Donor liver natural killer cells ameliorate liver allograft rejection via inducing apoptosis of alloreactive CD8+ T cells generating CD4+CD25+ regulatory T cells

Abstract

The roles of donor liver natural killer (NK) cells in allogeneic liver transplantation remains controversial. Herein, we investigated the effects of liver NK cells on liver allograft tolerance by using liver NK cells and allogeneic spleen T cell co-culture in vitro experiments and the rat orthotopic liver transplantation model. CD8⁺ T cells exhibited higher apoptotic rate and up-regulated expression of CD95 molecules when co-cultured with allogeneic liver NK cells in vitro, indicating that liver NK cells might induce the apoptosis of CD8⁺ T cells via CD95 in vitro. The rat liver transplant model showed that recipients with donor liver NK cell immunity, had better survival, less damage, and higher apoptotic rate of intrahepatic infiltrating lymphocytes in liver grafts, as well as higher level of peripheral CD4⁺CD25⁺ T cells and lower level of peripheral CD3⁺CD8⁺ T cells. These findings indicate that donor liver NK cells can ameliorate allograft rejection via inducing the CD95-mediated apoptosis of alloreactive CD8⁺ T cells and the generating of CD4⁺CD25⁺ regulatory T cells.

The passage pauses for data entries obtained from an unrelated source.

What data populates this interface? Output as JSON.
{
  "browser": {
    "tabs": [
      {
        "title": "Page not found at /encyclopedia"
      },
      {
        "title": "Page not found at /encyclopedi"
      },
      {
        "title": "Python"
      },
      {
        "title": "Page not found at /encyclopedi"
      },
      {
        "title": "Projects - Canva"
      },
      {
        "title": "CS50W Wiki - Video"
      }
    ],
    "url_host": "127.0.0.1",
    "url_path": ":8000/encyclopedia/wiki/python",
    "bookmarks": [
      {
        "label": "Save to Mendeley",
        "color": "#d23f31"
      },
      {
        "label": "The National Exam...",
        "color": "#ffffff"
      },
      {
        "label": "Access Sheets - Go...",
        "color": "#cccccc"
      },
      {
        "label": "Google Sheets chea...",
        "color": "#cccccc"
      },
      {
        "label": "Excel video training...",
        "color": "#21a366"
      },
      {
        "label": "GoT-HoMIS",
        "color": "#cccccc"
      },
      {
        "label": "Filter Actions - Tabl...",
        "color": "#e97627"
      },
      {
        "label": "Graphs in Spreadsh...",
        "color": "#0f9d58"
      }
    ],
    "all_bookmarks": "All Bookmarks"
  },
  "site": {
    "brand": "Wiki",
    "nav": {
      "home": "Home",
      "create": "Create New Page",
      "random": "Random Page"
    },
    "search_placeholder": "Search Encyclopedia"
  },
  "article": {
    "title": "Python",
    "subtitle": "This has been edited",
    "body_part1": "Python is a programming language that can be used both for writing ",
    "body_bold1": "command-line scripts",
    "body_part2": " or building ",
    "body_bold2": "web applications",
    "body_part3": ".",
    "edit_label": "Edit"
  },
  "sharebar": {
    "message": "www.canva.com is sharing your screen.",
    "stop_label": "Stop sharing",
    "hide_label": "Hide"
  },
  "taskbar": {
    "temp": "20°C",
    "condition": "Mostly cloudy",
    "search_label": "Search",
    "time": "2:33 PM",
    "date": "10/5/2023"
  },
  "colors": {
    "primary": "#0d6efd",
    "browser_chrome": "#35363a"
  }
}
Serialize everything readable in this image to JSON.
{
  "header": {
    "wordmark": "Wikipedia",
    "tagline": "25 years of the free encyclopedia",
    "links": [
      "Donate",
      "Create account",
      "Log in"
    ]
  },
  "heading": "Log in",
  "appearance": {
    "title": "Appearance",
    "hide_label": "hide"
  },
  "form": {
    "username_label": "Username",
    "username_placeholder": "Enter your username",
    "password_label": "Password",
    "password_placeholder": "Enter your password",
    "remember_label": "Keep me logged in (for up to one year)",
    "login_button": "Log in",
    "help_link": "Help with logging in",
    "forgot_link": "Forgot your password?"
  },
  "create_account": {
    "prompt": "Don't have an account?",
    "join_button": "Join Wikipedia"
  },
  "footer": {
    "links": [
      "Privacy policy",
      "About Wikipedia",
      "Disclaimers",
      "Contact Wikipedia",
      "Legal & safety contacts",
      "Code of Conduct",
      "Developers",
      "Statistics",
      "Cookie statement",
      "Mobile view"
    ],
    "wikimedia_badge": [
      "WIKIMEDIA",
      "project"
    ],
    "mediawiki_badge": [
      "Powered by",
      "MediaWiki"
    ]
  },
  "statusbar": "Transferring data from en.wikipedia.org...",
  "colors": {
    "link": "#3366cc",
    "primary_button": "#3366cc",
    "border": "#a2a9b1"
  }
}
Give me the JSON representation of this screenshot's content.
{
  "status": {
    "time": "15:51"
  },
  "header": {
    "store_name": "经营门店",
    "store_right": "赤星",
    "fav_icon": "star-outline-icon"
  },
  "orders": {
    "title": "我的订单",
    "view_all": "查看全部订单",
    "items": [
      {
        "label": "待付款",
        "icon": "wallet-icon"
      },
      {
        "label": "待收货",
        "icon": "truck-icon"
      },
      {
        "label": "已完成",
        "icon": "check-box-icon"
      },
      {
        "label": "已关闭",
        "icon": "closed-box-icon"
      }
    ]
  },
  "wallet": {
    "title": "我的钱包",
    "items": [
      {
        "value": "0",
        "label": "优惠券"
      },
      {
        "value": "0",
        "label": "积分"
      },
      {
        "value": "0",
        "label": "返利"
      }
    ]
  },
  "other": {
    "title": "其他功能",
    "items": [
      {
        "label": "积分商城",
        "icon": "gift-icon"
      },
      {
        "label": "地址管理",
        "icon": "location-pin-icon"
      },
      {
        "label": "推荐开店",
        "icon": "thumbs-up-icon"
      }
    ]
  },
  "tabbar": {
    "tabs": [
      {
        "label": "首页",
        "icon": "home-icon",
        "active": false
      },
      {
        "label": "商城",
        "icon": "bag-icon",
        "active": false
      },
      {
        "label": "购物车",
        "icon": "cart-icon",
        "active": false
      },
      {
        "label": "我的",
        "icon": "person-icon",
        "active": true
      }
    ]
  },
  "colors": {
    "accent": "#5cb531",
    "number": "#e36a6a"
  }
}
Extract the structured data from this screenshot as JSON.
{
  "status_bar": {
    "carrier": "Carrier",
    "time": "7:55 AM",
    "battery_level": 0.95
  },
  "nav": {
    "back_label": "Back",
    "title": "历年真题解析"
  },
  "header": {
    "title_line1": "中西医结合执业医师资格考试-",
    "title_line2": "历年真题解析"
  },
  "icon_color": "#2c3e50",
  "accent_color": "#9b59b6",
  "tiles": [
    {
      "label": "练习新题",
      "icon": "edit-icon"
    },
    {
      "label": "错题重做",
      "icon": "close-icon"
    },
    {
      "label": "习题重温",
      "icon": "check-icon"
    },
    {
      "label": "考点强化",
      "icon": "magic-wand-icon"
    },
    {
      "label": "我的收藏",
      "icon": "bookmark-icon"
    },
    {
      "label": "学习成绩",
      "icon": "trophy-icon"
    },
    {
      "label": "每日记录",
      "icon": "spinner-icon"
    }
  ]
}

Keywords: Allograft rejection; CD4+CD25+T lymphocytes; Immunoregulation; Liver NK cells; Liver transplantation.

Fig. 1

Determination of apoptosis and CD95 expression in CD4⁺ and CD8⁺ T cells co-culture with NK cells. (A and B) Representative flow cytometry plots using Annexin V-FITC/PI staining for apoptosis in in CD4⁺ (A) and CD8⁺ (B) T cells. (C and D) Flow analyses of CD95 expression in CD4⁺ (C) and CD8⁺ (D) T cells. *: P < 0.5; two-tailed Student’s t-test.

Fig. 2

Measurement of cytokine levels in the culture supernatant. (A and B) ELISA analysis of IL-2, IL-4 and IL-10 levels in the culture media of CD4⁺ (A) and CD8⁺ (B) T cells co-culture with NK cells. *: P < 0.5; two-tailed Student’s t-test.

Fig. 3

Liver function tests and histological analysis in the recipients’ serum. (A)Kaplan-Meier curves for survival of recipient rats in each group. (B-E) The serum levels of ALP (B), bilirubin (C), ALT (D) and AST (E) were measured by ELISA. *: P < 0.05. (F) Representative hematoxylin-eosin images of the liver grafts on day 7 post-transplantation liver (original magnification, ×100). a-c: Representative liver sections of groups A, B and C. (G) The Banff Score of acute liver allograft rejection for liver grafts on days 1, 3 and 7 post-transplantation liver. 9 rats were used in each group. *: P < 0.5; two-tailed Student’s t-test.

Fig. 4

The phenotypic analysis of peripheral T cell subsets of recipients. (A and B) Flow cytometry analyses of percentage value of CD4⁺CD25⁺ (A) and CD3⁺CD8⁺ (B) T cells in peripheral blood. *: P < 0.5; two-tailed Student’s t-test. 9 rats were used in each group.

Fig. 5

Determination of apoptosis and CD95 expression in the liver grafts. (A) TUNLE staining of liver grafts sections. The cells staining brown were judged as being TUNEL (+). (B) Immunohistochemistry images of CD95 protein expression in liver grafts sections. (original magnification, ×200). 9 rats were used in each group.

Fig. 6

Examination of cytokines in recipients’ liver grafts extracts. ELISA analysis of IL-2, IFN-γ, IL-4 and IL-10 levels in the liver graft extracts in group A, B, and C. *: P < 0.5; two-tailed Student’s t-test.